Ante la perspectiva de una crisis que los dejara sin la bicicleta financiera que les proporciona ganancias fáciles  y generosas, como  no obtiene  ningún argentino, y jamás los que trabajan, los  inversores dieron un apoyo unánime al gobierno al renovar el 100 por ciento de las letras del banco central (lebac).
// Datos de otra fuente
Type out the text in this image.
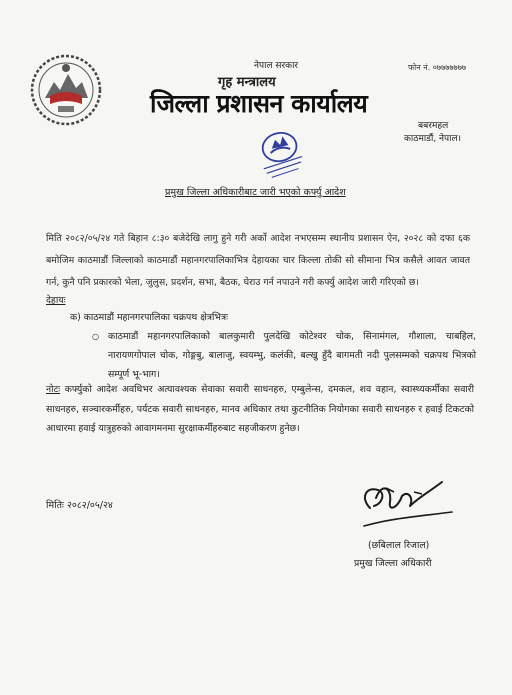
नेपाल सरकार
गृह मन्त्रालय
फोन नं. ०७७७७७७७
जिल्ला प्रशासन कार्यालय
बबरमहल
काठमाडौं, नेपाल।
प्रमुख जिल्ला अधिकारीबाट जारी भएको कर्फ्यु आदेश
मिति २०८२/०५/२४ गते बिहान ८:३० बजेदेखि लागु हुने गरी अर्को आदेश नभएसम्म स्थानीय प्रशासन ऐन, २०२८ को दफा ६क बमोजिम काठमाडौं जिल्लाको काठमाडौं महानगरपालिकाभित्र देहायका चार किल्ला तोकी सो सीमाना भित्र कसैले आवत जावत गर्न, कुनै पनि प्रकारको भेला, जुलुस, प्रदर्शन, सभा, बैठक, घेराउ गर्न नपाउने गरी कर्फ्यु आदेश जारी गरिएको छ।
देहायः
क) काठमाडौं महानगरपालिका चक्रपथ क्षेत्रभित्रः
○ काठमाडौं महानगरपालिकाको बालकुमारी पुलदेखि कोटेश्वर चोक, सिनामंगल, गौशाला, चाबहिल, नारायणगोपाल चोक, गोङ्गबु, बालाजु, स्वयम्भु, कलंकी, बल्खु हुँदै बागमती नदी पुलसम्मको चक्रपथ भित्रको सम्पूर्ण भू-भाग।
नोटः कर्फ्युको आदेश अवधिभर अत्यावश्यक सेवाका सवारी साधनहरु, एम्बुलेन्स, दमकल, शव वहान, स्वास्थ्यकर्मीका सवारी साधनहरु, सञ्चारकर्मीहरु, पर्यटक सवारी साधनहरु, मानव अधिकार तथा कुटनीतिक नियोगका सवारी साधनहरु र हवाई टिकटको आधारमा हवाई यात्रुहरुको आवागमनमा सुरक्षाकर्मीहरुबाट सहजीकरण हुनेछ।
मितिः २०८२/०५/२४
(छबिलाल रिजाल)
प्रमुख जिल्ला अधिकारी
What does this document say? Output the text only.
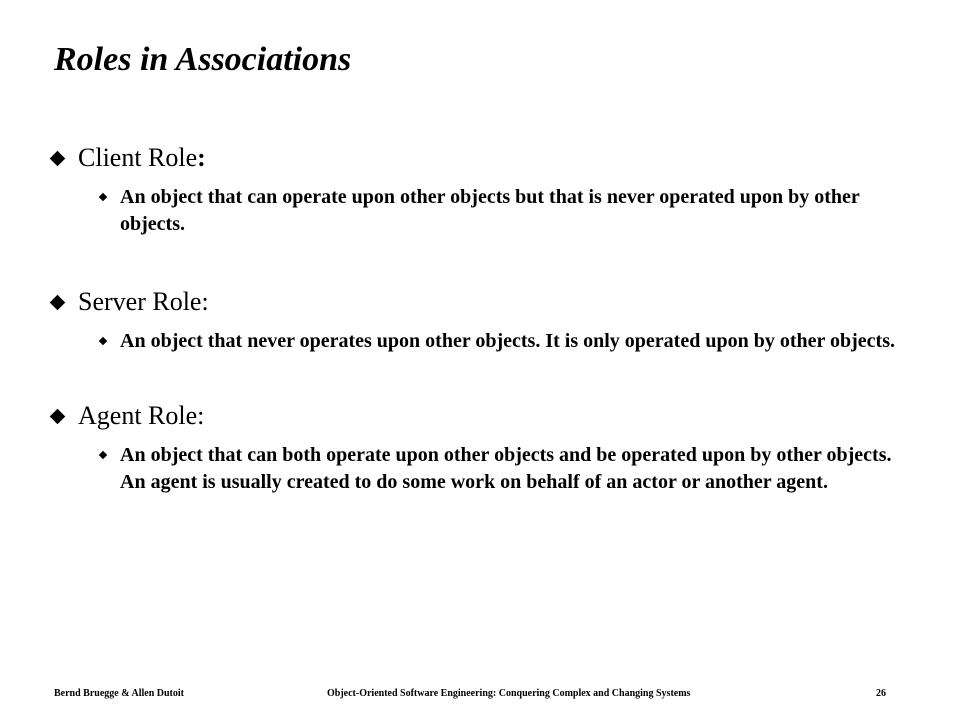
Roles in Associations
Client Role:
An object that can operate upon other objects but that is never operated upon by other objects.
Server Role:
An object that never operates upon other objects. It is only operated upon by other objects.
Agent Role:
An object that can both operate upon other objects and be operated upon by other objects. An agent is usually created to do some work on behalf of an actor or another agent.
Bernd Bruegge & Allen Dutoit	Object-Oriented Software Engineering: Conquering Complex and Changing Systems	26
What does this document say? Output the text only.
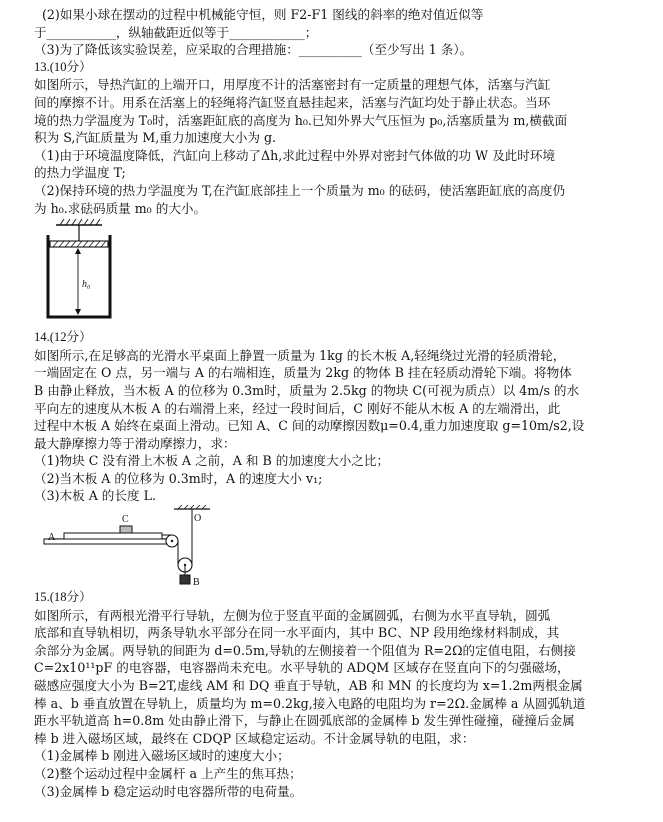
(2)如果小球在摆动的过程中机械能守恒，则 F2-F1 图线的斜率的绝对值近似等
于___________，纵轴截距近似等于____________；
（3)为了降低该实验误差，应采取的合理措施：__________（至少写出 1 条）。
13.(10分）
如图所示，导热汽缸的上端开口，用厚度不计的活塞密封有一定质量的理想气体，活塞与汽缸
间的摩擦不计。用系在活塞上的轻绳将汽缸竖直悬挂起来，活塞与汽缸均处于静止状态。当环
境的热力学温度为 T₀时，活塞距缸底的高度为 h₀.已知外界大气压恒为 p₀,活塞质量为 m,横截面
积为 S,汽缸质量为 M,重力加速度大小为 g.
（1)由于环境温度降低，汽缸向上移动了Δh,求此过程中外界对密封气体做的功 W 及此时环境
的热力学温度 T;
（2)保持环境的热力学温度为 T,在汽缸底部挂上一个质量为 m₀ 的砝码，使活塞距缸底的高度仍
为 h₀.求砝码质量 m₀ 的大小。
h₀
14.(12分）
如图所示,在足够高的光滑水平桌面上静置一质量为 1kg 的长木板 A,轻绳绕过光滑的轻质滑轮，
一端固定在 O 点，另一端与 A 的右端相连，质量为 2kg 的物体 B 挂在轻质动滑轮下端。将物体
B 由静止释放，当木板 A 的位移为 0.3m时，质量为 2.5kg 的物块 C(可视为质点）以 4m/s 的水
平向左的速度从木板 A 的右端滑上来，经过一段时间后，C 刚好不能从木板 A 的左端滑出，此
过程中木板 A 始终在桌面上滑动。已知 A、C 间的动摩擦因数μ=0.4,重力加速度取 g=10m/s2,设
最大静摩擦力等于滑动摩擦力，求：
（1)物块 C 没有滑上木板 A 之前，A 和 B 的加速度大小之比；
（2)当木板 A 的位移为 0.3m时，A 的速度大小 v₁;
（3)木板 A 的长度 L.
O
A
C
B
15.(18分）
如图所示，有两根光滑平行导轨，左侧为位于竖直平面的金属圆弧，右侧为水平直导轨，圆弧
底部和直导轨相切，两条导轨水平部分在同一水平面内，其中 BC、NP 段用绝缘材料制成，其
余部分为金属。两导轨的间距为 d=0.5m,导轨的左侧接着一个阻值为 R=2Ω的定值电阻，右侧接
C=2x10¹¹pF 的电容器，电容器尚未充电。水平导轨的 ADQM 区域存在竖直向下的匀强磁场，
磁感应强度大小为 B=2T,虚线 AM 和 DQ 垂直于导轨，AB 和 MN 的长度均为 x=1.2m两根金属
棒 a、b 垂直放置在导轨上，质量均为 m=0.2kg,接入电路的电阻均为 r=2Ω.金属棒 a 从圆弧轨道
距水平轨道高 h=0.8m 处由静止滑下，与静止在圆弧底部的金属棒 b 发生弹性碰撞，碰撞后金属
棒 b 进入磁场区域，最终在 CDQP 区域稳定运动。不计金属导轨的电阻，求：
（1)金属棒 b 刚进入磁场区域时的速度大小；
（2)整个运动过程中金属杆 a 上产生的焦耳热；
（3)金属棒 b 稳定运动时电容器所带的电荷量。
Las lebac,  letras mensuales en pesos emitidas por el banco central. vencieron el martes pero el gobierno obtuvo éxito, aunque caro. La cifra en juego era astronómica: 617.000 millones de pesos o 24.700 millones de dólares, equivalentes a casi la mitad de las reservas del Tesoro. El “supermartes”, como lo llamaron en los mercados, era la prueba de fuego para medir el daño real de dos semanas de embestida contra el peso, que sólo el lunes perdió casi 7 por ciento de su valor frente al dólar y 34 por ciento desde enero. El gobierno de Macri ha ganado tiempo, aunque a un costo altísimo, con tasas de interés a 30 días del 40%. Ahora usará la tregua para negociar un crédito con el Fondo Monetario Internacional que fortalezca la espalda financiera del modelo, pero que sumerja el país en la ciénaga donde pereció De la Rúa y de la que surgió intacto Felipe Cavalo, agen te cordobés del interés financiero internacional en la Argentina.

El banco central puso el lunes y martes 5.000 millones de dólares sobre la mesa para advertirles que mantendría el dólar alrededor de los 25 pesos, un valor que considera de equilibrio. Ayer le bastaron 400 millones para sostener la moneda y hoy liberó otros 700 millones, mientras el mercado ponía toda la atención en la renovación de las lebac, letras en pesos que el banco central usa para financiarse a corto plazo.